Unpaginated: 19 leaves with 19 sepia toned photographic prints mounted on the recto of each leaf, light foxing, brown leather binding with title in gilt on the upper cover and T. M. Miller Publisher Cape Town, rebacked, reinforced hinges with all edges gilt, booksellers ticket on the front paste down end paper a very good copy.
Each photograph has a caption together with a catalogue no. and G.W.W. printed at the bottom. None of the photographs are dated.

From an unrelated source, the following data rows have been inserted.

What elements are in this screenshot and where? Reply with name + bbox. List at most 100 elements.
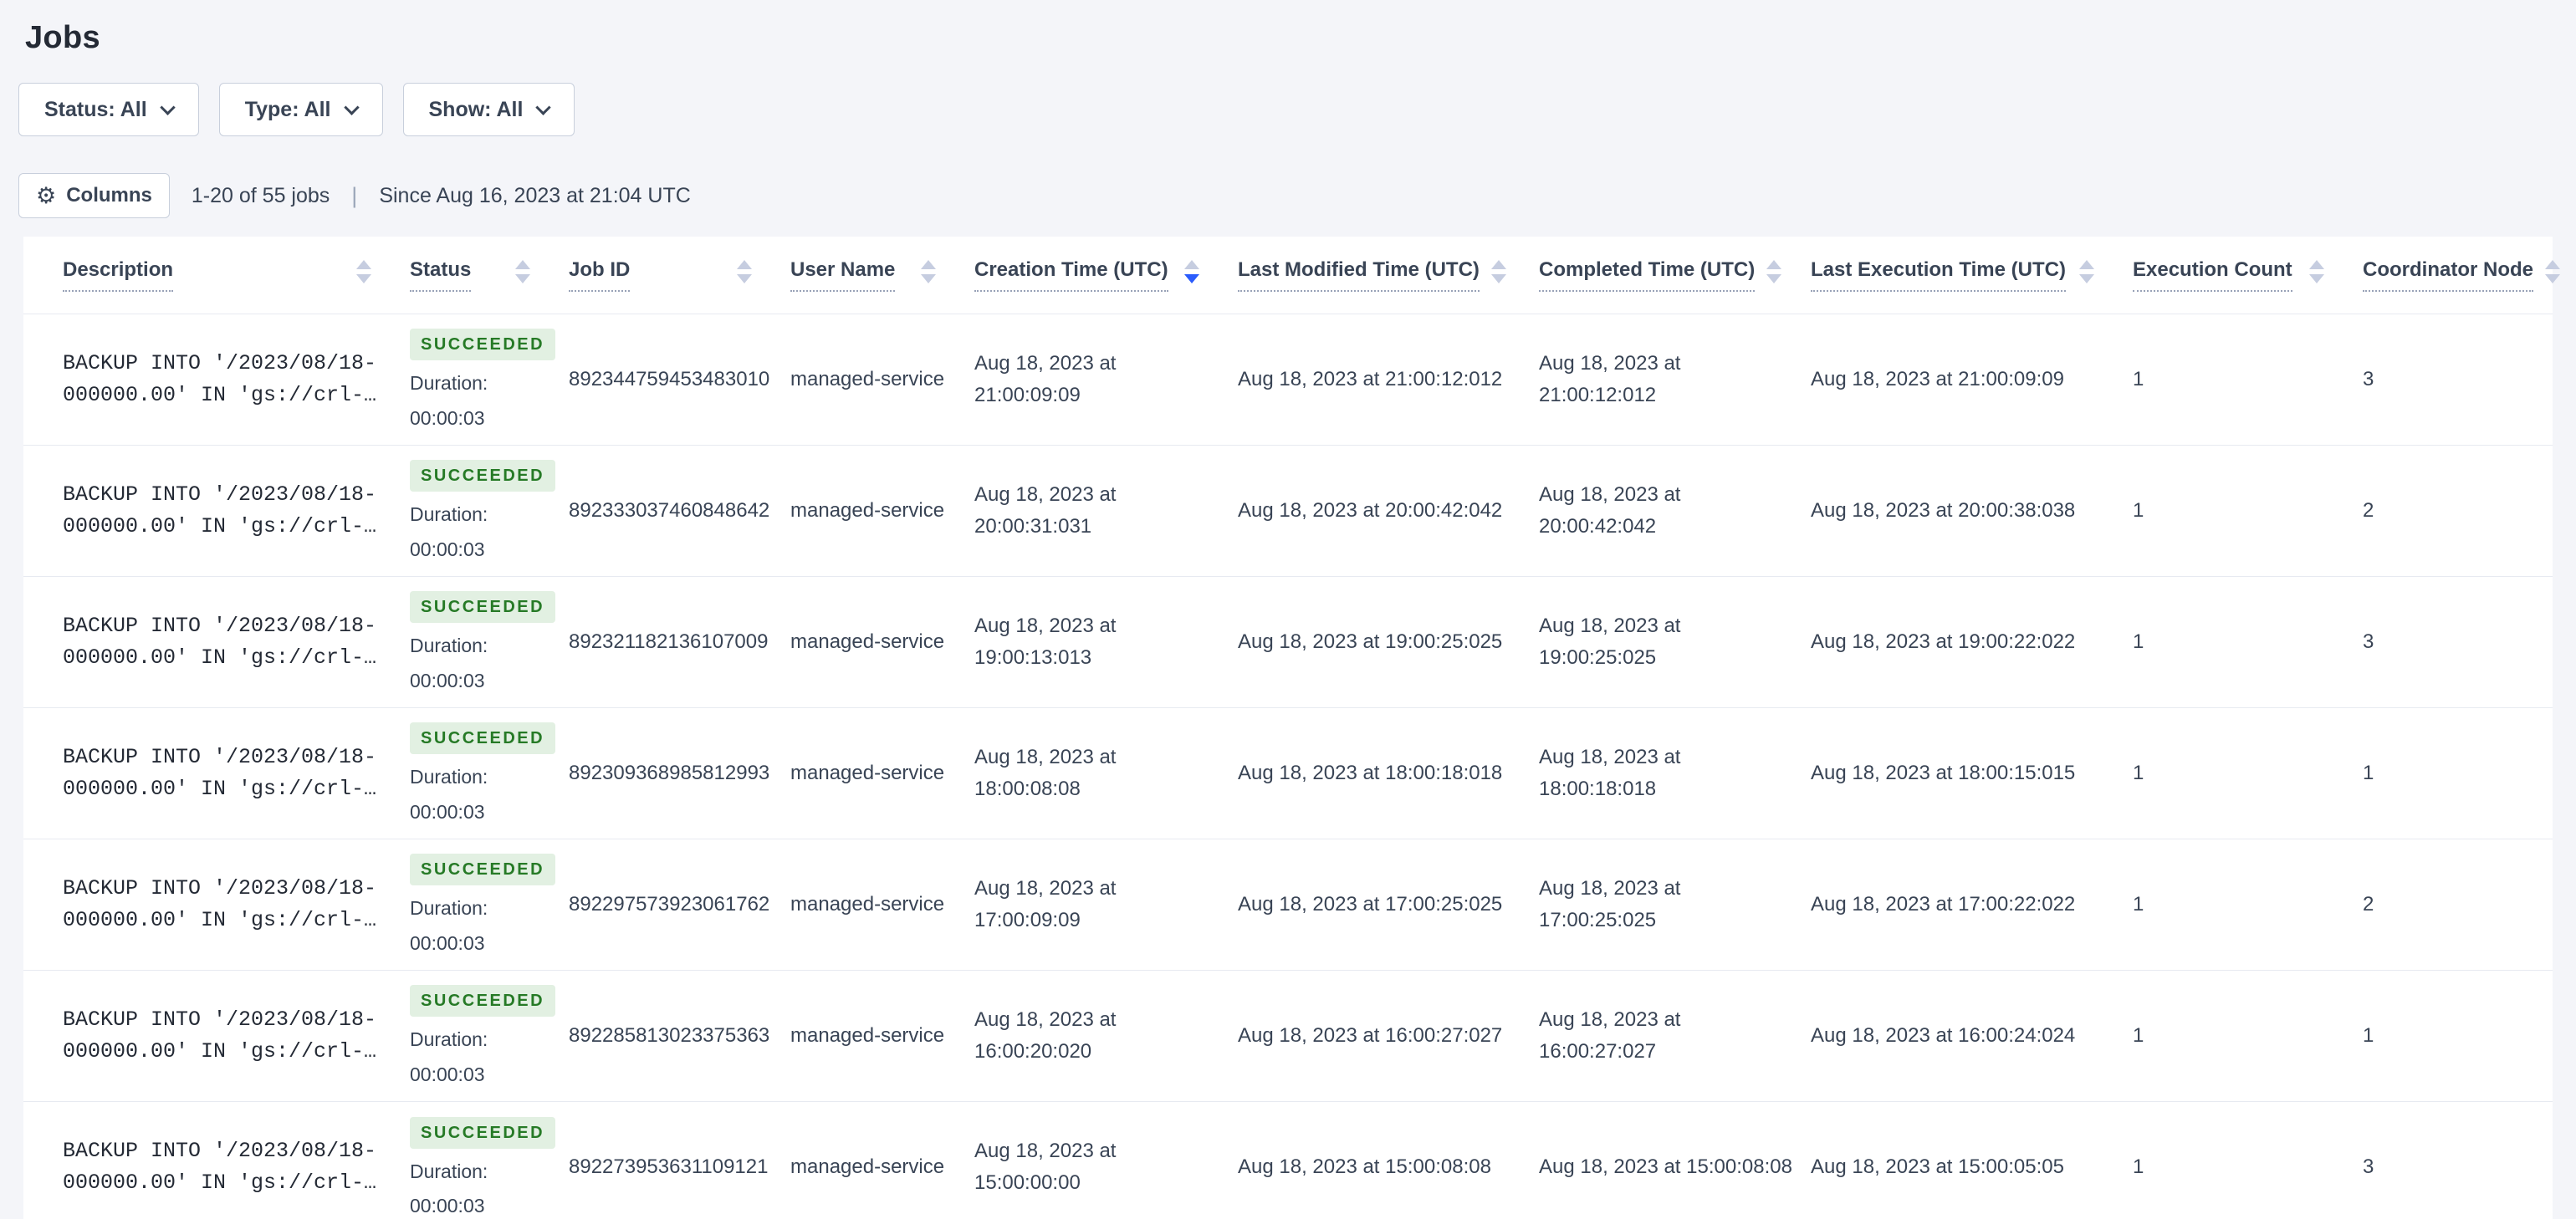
column-header-label: Job ID [569,258,631,292]
table-row[interactable]: BACKUP INTO '/2023/08/18-000000.00' IN '… [23,838,2553,970]
duration-label: Duration: [410,503,488,526]
sort-arrows-icon[interactable] [1184,259,1199,283]
completed-time-cell: Aug 18, 2023 at 21:00:12:012 [1539,351,1681,406]
job-description-link[interactable]: BACKUP INTO '/2023/08/18-000000.00' IN '… [63,1135,389,1198]
status-filter-label: Status: All [44,97,147,121]
toolbar-separator: | [351,182,358,208]
show-filter-dropdown[interactable]: Show: All [402,83,575,136]
duration-value: 00:00:03 [410,801,485,823]
table-row[interactable]: BACKUP INTO '/2023/08/18-000000.00' IN '… [23,444,2553,576]
coordinator-node-cell: 2 [2363,838,2553,970]
last-execution-time-cell: Aug 18, 2023 at 17:00:22:022 [1811,838,2133,970]
user-name-cell: managed-service [790,969,974,1101]
completed-time-cell: Aug 18, 2023 at 19:00:25:025 [1539,575,1811,707]
last-modified-time-cell: Aug 18, 2023 at 19:00:25:025 [1238,575,1539,707]
column-header-label: Creation Time (UTC) [974,258,1168,292]
coordinator-node-cell: 1 [2363,706,2553,839]
column-header[interactable]: Last Modified Time (UTC) [1238,237,1539,314]
user-name-cell: managed-service [790,575,974,707]
duration-label: Duration: [410,897,488,920]
duration-value: 00:00:03 [410,407,485,429]
column-header[interactable]: Status [410,237,569,314]
completed-time-cell: Aug 18, 2023 at 16:00:27:027 [1539,969,1811,1101]
creation-time-cell: Aug 18, 2023 at 21:00:09:09 [974,351,1117,406]
duration-value: 00:00:03 [410,932,485,954]
sort-arrows-icon[interactable] [356,259,371,283]
execution-count-cell: 1 [2133,367,2144,390]
duration-value: 00:00:03 [410,1195,485,1217]
sort-arrows-icon[interactable] [1766,259,1782,283]
job-description-link[interactable]: BACKUP INTO '/2023/08/18-000000.00' IN '… [63,348,389,411]
job-description-link[interactable]: BACKUP INTO '/2023/08/18-000000.00' IN '… [63,873,389,936]
execution-count-cell: 1 [2133,575,2363,707]
duration-value: 00:00:03 [410,670,485,691]
last-modified-time-cell: Aug 18, 2023 at 16:00:27:027 [1238,969,1539,1101]
duration-label: Duration: [410,372,488,395]
coordinator-node-cell: 2 [2363,444,2553,576]
sort-arrows-icon[interactable] [515,259,530,283]
user-name-cell: managed-service [790,706,974,839]
column-header-label: Coordinator Node [2363,258,2533,292]
completed-time-cell: Aug 18, 2023 at 20:00:42:042 [1539,444,1811,576]
job-description-link[interactable]: BACKUP INTO '/2023/08/18-000000.00' IN '… [63,742,389,804]
column-header[interactable]: Description [23,237,410,314]
columns-button-label: Columns [66,184,152,207]
sort-arrows-icon[interactable] [2079,259,2094,283]
jobs-table-card: Description Status Job ID User Name Crea… [23,237,2560,1219]
column-header[interactable]: Creation Time (UTC) [974,237,1238,314]
gear-icon: ⚙ [36,182,57,209]
execution-count-cell: 1 [2133,838,2363,970]
job-description-link[interactable]: BACKUP INTO '/2023/08/18-000000.00' IN '… [63,1004,389,1067]
type-filter-dropdown[interactable]: Type: All [218,83,383,136]
sort-arrows-icon[interactable] [921,259,936,283]
column-header[interactable]: Completed Time (UTC) [1539,237,1811,314]
job-id-cell: 892321182136107009 [569,575,790,707]
sort-arrows-icon[interactable] [737,259,752,283]
status-badge: SUCCEEDED [410,591,556,624]
duration-label: Duration: [410,1028,488,1051]
sort-arrows-icon[interactable] [2545,259,2560,283]
column-header[interactable]: Execution Count [2133,237,2363,314]
job-id-cell: 892297573923061762 [569,838,790,970]
status-badge: SUCCEEDED [410,460,556,492]
last-modified-time-cell: Aug 18, 2023 at 21:00:12:012 [1238,367,1503,390]
table-toolbar: ⚙ Columns 1-20 of 55 jobs | Since Aug 16… [18,173,2576,218]
table-row[interactable]: BACKUP INTO '/2023/08/18-000000.00' IN '… [23,314,2553,445]
status-badge: SUCCEEDED [410,329,556,361]
user-name-cell: managed-service [790,367,945,390]
last-execution-time-cell: Aug 18, 2023 at 18:00:15:015 [1811,706,2133,839]
show-filter-label: Show: All [428,97,524,121]
job-description-link[interactable]: BACKUP INTO '/2023/08/18-000000.00' IN '… [63,610,389,673]
table-row[interactable]: BACKUP INTO '/2023/08/18-000000.00' IN '… [23,969,2553,1101]
coordinator-node-cell: 3 [2363,1100,2553,1219]
job-id-cell: 892344759453483010 [569,367,770,390]
column-header-label: Status [410,258,472,292]
type-filter-label: Type: All [244,97,331,121]
column-header[interactable]: Coordinator Node [2363,237,2560,314]
since-text: Since Aug 16, 2023 at 21:04 UTC [379,183,691,207]
last-execution-time-cell: Aug 18, 2023 at 21:00:09:09 [1811,367,2064,390]
duration-label: Duration: [410,766,488,788]
duration-value: 00:00:03 [410,538,485,560]
coordinator-node-cell: 3 [2363,575,2553,707]
column-header[interactable]: Job ID [569,237,790,314]
completed-time-cell: Aug 18, 2023 at 17:00:25:025 [1539,838,1811,970]
status-badge: SUCCEEDED [410,985,556,1018]
execution-count-cell: 1 [2133,969,2363,1101]
column-header[interactable]: Last Execution Time (UTC) [1811,237,2133,314]
duration-value: 00:00:03 [410,1063,485,1085]
jobs-table: Description Status Job ID User Name Crea… [23,237,2560,1219]
filter-bar: Status: All Type: All Show: All [18,83,2576,136]
sort-arrows-icon[interactable] [1490,259,1506,283]
job-description-link[interactable]: BACKUP INTO '/2023/08/18-000000.00' IN '… [63,479,389,542]
table-row[interactable]: BACKUP INTO '/2023/08/18-000000.00' IN '… [23,1100,2553,1219]
duration-label: Duration: [410,1160,488,1182]
table-row[interactable]: BACKUP INTO '/2023/08/18-000000.00' IN '… [23,706,2553,839]
sort-arrows-icon[interactable] [2309,259,2324,283]
table-row[interactable]: BACKUP INTO '/2023/08/18-000000.00' IN '… [23,575,2553,707]
column-header[interactable]: User Name [790,237,974,314]
execution-count-cell: 1 [2133,706,2363,839]
status-badge: SUCCEEDED [410,1116,556,1149]
columns-button[interactable]: ⚙ Columns [18,173,170,218]
status-filter-dropdown[interactable]: Status: All [18,83,199,136]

This volume is not listed in SABIB
Cape Argus 3 September 2015. Photography made images available to ordinary families and self-taught photographers used it to produce "likenesses" of important people and loved ones. Next, attention turned to cityscapes, landscapes and tourist attractions (domestic and foreign), but cameras were cumbersome and the production and processing of glass plate negatives wasn't for the faint-hearted.
By the 1880s enterprising firms had started to print stock images which could be sold to travellers and collectors at home and internationally. They were available in various sizes and were transferred to postcards when these became popular in the early years of the 20th century. The photographic process was perfected at a time of Western exploration and was often used to record exotic places and carefully-posed examples of "native life".

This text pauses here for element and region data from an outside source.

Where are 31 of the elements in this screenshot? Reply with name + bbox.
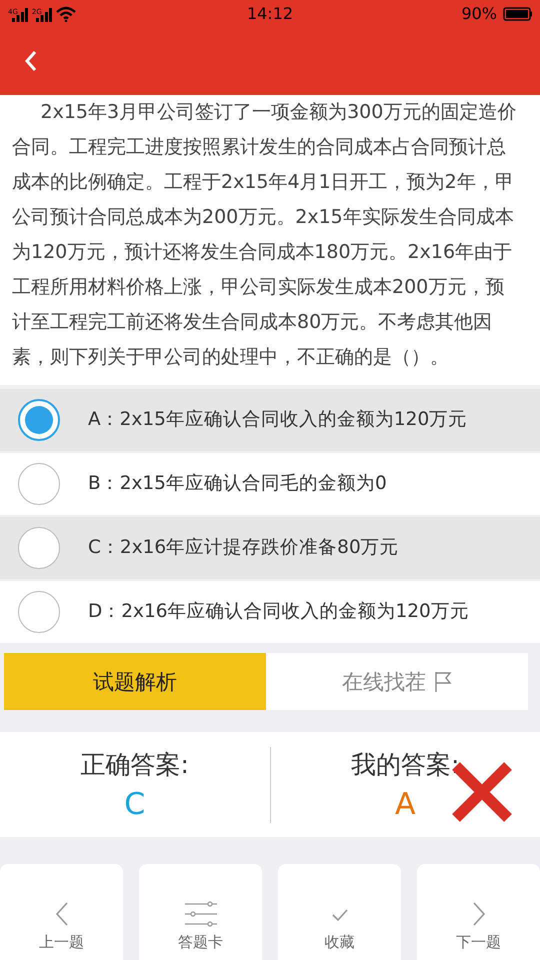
tab[interactable]: 试题解析: [4, 653, 266, 710]
option-text: C：2x16年应计提存跌价准备80万元: [88, 536, 399, 560]
nav-button[interactable]: 答题卡: [139, 864, 262, 960]
prev-icon: [54, 901, 70, 927]
answer-label: 正确答案:: [80, 748, 189, 780]
flag-icon: [434, 670, 452, 692]
wifi-icon: [56, 6, 76, 22]
status-time: 14:12: [246, 4, 294, 23]
tab[interactable]: 在线找茬: [266, 653, 528, 710]
battery-percent: 90%: [461, 4, 497, 23]
radio-button[interactable]: [18, 591, 60, 633]
sliders-icon: [184, 901, 218, 927]
option-text: B：2x15年应确认合同毛的金额为0: [88, 472, 387, 496]
option-row[interactable]: B：2x15年应确认合同毛的金额为0: [0, 453, 540, 515]
nav-button[interactable]: 收藏: [278, 864, 401, 960]
nav-button[interactable]: 下一题: [417, 864, 540, 960]
option-text: D：2x16年应确认合同收入的金额为120万元: [88, 600, 469, 624]
radio-button[interactable]: [18, 463, 60, 505]
answer-letter: C: [124, 786, 146, 822]
next-icon: [470, 901, 486, 927]
question-text: 2x15年3月甲公司签订了一项金额为300万元的固定造价合同。工程完工进度按照累计发生的合同成本占合同预计总成本的比例确定。工程于2x15年4月1日开工，预为2年，甲公司预计合同总成本为200万元。2x15年实际发生合同成本为120万元，预计还将发生合同成本180万元。2x16年由于工程所用材料价格上涨，甲公司实际发生成本200万元，预计至工程完工前还将发生合同成本80万元。不考虑其他因素，则下列关于甲公司的处理中，不正确的是（）。: [0, 95, 540, 385]
option-text: A：2x15年应确认合同收入的金额为120万元: [88, 408, 468, 432]
radio-button[interactable]: [18, 527, 60, 569]
nav-button[interactable]: 上一题: [0, 864, 123, 960]
option-row[interactable]: C：2x16年应计提存跌价准备80万元: [0, 517, 540, 579]
option-row[interactable]: A：2x15年应确认合同收入的金额为120万元: [0, 389, 540, 451]
back-icon: [24, 50, 38, 72]
answer-letter: A: [394, 786, 416, 822]
battery-icon: [503, 6, 532, 20]
option-row[interactable]: D：2x16年应确认合同收入的金额为120万元: [0, 581, 540, 643]
radio-button[interactable]: [18, 399, 60, 441]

Picturesque views by early South African commercial photographers like Barnett, Pocock and Ravenscroft are prized today, but they faced stiff overseas competition, notably from the Wilson family of Aberdeen, Scotland.
George Washington Wilson (1823 - 1893) trained as a portrait miniaturist but he subsequently turned to photography and became Photographer Royal for Scotland in 1860. He employed competent men to run his portraiture business while he devoted himself to landscape photography in Britain and commissioned photographs from across the world.
"GWW" images were produced at the rate of a million per year in a factory in Aberdeen and sold - mounted or unmounted - in a great variety of formats, including silver prints, platinotype prints, bromide prints, opalines, medallions and lantern slides at prices that started at sixpence. Selected items were also marketed in albums.
At the time of his death, the firm was one of the largest of its kind in the world. George's son Charles, and senior staff photographer Fred Hardie toured South Africa twice, penetrating as far as modern Botswana and Zimbabwe. Their images were listed in an extensive catalogue published in 1901.
The Wilsons knew their market and their photographs projected an ideal uncrowded world in which poverty and misery scarcely existed, although they spiced this bland fare with a few items of cultural or ethnographic interest. Their prints survive in personal albums, antique shops, private and public collections and at the University of Aberdeen. Scenic views dominated.